Thecrabbypatty · 23/06/2018 12:02

And slapping a label on yourself isn't going to stop you feeling and acting as you do, so it doesn't necessarily solve anything.

Singlenotsingle · 23/06/2018 12:04

Very wise, crabbypatty

MrsJayy · 23/06/2018 12:08

You have more than likely have attachment issues due to childhood trauma you went through an awful lot. You seem to like your husband enjoy being with him that is ok really isn't it?

AdaArdor · 23/06/2018 12:16

Have you done any reading on attachment styles? It might help you to understand how different people are in relationships (not just romantic) and might even help your partner feel more secure, realising that you just have one way of attaching and he has another. I have asked my partner a similar question, but the stronger my self-esteem has got, the more I realise that it's not that he doesn't love me, he just isn't capable of demonstrating the kind of open, obvious love that I do (and therefore crave!). And I don't mean that in a negative way, although it sounds douchy. I just mean, I know he loves me, despite showing it in a totally different way than I might ideally want; as long as I know he does, and he continues to demonstrate it in his own reserved way, I'm happy.

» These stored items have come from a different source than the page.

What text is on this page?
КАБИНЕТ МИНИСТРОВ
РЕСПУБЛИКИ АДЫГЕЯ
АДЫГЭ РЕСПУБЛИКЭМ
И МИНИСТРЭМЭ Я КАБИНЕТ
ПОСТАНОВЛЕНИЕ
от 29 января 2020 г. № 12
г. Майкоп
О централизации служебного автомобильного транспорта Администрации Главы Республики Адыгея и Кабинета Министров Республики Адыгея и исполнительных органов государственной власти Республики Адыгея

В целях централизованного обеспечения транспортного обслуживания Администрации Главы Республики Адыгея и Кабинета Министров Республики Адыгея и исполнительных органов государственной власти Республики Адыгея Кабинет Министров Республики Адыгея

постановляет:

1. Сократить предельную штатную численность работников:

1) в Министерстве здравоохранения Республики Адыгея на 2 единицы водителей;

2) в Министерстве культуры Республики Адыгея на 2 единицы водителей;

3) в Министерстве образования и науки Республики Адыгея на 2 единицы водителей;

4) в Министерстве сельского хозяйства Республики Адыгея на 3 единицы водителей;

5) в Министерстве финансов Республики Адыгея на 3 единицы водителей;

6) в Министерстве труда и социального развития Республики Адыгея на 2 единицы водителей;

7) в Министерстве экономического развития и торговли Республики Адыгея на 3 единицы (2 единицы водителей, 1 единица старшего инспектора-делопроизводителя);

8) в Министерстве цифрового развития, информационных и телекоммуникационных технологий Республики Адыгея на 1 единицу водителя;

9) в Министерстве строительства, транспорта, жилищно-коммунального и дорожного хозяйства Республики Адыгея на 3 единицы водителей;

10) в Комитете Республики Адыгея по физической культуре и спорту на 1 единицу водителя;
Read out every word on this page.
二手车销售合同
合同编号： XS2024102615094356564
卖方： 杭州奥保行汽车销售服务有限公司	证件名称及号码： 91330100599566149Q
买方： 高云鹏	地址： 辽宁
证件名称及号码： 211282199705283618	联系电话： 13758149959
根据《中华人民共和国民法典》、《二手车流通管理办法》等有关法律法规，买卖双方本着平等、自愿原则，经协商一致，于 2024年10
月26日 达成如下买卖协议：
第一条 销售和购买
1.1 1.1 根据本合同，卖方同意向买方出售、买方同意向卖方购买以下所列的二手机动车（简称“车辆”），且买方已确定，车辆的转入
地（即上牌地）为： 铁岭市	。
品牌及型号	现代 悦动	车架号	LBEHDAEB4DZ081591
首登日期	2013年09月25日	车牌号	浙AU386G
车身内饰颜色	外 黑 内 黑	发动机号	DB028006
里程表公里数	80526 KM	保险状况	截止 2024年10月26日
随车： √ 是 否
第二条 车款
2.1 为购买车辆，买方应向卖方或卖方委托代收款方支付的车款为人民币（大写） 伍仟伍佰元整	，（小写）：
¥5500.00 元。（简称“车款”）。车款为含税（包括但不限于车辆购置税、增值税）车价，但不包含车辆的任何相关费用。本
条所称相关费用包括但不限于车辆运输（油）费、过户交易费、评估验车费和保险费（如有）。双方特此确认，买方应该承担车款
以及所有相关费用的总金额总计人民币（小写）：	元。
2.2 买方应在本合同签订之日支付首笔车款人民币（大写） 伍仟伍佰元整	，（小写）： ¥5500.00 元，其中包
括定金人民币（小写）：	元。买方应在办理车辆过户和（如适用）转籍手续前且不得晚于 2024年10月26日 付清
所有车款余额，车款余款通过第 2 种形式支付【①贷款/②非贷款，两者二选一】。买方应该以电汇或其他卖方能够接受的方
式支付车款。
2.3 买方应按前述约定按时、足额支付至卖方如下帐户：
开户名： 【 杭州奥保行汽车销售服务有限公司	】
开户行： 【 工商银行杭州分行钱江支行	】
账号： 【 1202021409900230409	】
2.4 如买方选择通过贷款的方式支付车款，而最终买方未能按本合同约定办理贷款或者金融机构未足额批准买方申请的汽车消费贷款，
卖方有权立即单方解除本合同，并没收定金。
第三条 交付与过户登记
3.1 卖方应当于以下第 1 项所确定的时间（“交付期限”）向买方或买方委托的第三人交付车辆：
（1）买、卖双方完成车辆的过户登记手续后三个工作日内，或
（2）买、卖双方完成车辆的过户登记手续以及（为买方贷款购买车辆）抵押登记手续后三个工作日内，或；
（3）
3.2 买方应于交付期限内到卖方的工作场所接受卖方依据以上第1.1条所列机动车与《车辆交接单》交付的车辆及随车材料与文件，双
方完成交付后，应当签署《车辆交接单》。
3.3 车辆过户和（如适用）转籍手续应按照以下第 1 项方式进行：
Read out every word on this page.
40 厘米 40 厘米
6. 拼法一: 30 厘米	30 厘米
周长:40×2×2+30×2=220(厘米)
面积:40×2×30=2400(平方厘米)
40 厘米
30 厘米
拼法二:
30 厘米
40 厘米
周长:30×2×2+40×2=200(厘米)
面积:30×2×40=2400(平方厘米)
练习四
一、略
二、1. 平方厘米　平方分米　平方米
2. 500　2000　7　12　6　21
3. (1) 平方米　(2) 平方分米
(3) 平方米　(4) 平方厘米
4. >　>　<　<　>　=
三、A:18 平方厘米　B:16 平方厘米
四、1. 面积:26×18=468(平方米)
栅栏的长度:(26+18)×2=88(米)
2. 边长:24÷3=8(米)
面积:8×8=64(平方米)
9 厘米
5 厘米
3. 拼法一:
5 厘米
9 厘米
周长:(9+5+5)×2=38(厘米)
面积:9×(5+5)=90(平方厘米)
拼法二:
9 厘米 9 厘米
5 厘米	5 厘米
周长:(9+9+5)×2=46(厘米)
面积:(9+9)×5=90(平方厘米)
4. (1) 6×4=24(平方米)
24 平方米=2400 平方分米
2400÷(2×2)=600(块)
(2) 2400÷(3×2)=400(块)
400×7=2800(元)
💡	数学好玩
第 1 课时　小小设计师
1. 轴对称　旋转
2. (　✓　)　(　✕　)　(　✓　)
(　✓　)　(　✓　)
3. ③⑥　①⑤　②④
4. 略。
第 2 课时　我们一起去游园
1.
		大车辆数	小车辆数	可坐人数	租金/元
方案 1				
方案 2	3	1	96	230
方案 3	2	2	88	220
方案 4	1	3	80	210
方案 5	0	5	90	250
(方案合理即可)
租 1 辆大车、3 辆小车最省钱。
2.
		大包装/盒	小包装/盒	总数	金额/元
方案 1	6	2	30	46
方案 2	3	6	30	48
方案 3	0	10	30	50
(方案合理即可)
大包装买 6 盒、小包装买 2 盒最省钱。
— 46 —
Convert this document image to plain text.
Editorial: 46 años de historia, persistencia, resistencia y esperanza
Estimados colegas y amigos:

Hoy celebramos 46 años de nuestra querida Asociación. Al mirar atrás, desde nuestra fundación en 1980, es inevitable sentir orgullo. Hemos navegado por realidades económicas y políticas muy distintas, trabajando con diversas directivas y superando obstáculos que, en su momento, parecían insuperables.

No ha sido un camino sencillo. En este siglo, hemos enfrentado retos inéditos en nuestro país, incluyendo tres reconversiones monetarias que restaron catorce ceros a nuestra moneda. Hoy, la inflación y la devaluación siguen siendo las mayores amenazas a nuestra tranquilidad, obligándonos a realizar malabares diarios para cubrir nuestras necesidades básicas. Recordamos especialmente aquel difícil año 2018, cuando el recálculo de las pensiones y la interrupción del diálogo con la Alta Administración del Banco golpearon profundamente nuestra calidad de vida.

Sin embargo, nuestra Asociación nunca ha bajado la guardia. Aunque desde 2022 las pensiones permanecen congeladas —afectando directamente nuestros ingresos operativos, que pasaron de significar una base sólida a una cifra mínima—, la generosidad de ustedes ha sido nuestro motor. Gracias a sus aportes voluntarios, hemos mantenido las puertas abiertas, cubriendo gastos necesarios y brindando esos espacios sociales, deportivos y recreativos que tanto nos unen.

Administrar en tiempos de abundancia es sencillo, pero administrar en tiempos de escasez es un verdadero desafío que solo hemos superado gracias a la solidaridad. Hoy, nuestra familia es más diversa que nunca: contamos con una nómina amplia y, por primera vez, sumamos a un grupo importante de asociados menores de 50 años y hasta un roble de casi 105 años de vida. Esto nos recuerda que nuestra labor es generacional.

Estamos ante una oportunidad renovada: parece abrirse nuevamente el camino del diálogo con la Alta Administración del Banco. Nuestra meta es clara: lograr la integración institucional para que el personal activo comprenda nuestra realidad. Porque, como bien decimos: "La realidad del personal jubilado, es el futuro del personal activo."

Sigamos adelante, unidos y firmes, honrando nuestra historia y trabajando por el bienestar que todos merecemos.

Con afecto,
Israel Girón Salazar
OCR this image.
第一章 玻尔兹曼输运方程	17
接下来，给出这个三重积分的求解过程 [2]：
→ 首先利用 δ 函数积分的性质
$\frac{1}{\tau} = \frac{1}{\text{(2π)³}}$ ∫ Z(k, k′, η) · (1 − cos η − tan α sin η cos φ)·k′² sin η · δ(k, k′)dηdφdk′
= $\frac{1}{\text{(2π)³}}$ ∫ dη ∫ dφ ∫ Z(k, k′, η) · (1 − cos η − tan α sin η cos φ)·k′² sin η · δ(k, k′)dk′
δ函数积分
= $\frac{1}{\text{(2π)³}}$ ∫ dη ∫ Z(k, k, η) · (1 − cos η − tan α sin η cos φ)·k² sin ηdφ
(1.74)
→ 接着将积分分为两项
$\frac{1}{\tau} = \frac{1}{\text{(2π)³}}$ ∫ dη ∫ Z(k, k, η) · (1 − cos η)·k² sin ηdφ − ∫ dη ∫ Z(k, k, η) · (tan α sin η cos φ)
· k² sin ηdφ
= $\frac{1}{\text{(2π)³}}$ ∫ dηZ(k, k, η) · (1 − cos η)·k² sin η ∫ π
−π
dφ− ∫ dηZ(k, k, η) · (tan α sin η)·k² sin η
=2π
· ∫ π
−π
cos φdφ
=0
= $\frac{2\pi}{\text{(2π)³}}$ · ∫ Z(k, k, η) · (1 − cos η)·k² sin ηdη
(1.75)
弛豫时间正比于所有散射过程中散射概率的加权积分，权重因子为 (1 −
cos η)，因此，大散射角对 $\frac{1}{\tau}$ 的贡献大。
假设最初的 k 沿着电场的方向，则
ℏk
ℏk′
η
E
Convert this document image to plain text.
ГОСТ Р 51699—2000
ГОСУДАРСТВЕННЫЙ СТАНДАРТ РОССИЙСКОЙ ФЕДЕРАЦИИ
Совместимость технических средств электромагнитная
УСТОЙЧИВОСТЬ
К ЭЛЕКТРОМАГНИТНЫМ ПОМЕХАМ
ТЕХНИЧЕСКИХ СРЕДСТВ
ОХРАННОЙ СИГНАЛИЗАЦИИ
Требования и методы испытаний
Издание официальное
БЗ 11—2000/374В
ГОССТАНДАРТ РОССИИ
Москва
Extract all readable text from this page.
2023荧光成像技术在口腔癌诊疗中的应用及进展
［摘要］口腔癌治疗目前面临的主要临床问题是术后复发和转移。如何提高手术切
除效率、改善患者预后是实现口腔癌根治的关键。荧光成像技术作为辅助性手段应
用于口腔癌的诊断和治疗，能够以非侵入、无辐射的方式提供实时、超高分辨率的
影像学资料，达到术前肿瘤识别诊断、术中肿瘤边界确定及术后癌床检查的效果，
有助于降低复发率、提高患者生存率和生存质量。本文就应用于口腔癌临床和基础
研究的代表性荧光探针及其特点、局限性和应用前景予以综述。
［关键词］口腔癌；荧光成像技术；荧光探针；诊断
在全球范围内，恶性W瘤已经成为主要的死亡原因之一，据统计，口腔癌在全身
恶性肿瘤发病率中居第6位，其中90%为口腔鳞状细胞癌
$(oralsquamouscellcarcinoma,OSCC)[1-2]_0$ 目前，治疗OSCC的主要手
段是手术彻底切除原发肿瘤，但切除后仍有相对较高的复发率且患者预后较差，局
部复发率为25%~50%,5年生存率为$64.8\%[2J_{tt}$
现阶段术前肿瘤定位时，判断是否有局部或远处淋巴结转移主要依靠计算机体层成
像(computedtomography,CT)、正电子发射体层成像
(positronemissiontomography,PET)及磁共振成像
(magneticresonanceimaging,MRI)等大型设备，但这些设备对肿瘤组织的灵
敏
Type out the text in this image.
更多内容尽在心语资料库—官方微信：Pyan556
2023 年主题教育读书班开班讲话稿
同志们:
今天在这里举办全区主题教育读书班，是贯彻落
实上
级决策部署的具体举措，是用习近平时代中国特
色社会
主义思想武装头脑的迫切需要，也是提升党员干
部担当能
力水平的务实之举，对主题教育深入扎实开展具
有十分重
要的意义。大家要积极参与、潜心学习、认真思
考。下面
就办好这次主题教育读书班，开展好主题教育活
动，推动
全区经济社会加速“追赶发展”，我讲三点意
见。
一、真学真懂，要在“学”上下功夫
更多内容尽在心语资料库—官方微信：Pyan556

If you love your children, I believe you are capable of love, but maybe something is getting in the way.

PS i am a total introvert and love being in my own company simply because I don't have to worry about how I'm coming across to people, how they're judging me etc, so I totally get that! But with my partner I kind of feel like I'm with, literally, my other half; that doesn't come into play. I wonder if, aside from your style of relating/introversion, are you truly happy with your parner? Does he have the same values as you? Does he give you enough of what you want and need from a partner? Does he make you feel happy, safe, do you laugh with him and have fun with him? Or could there be someone more suitable for you out there?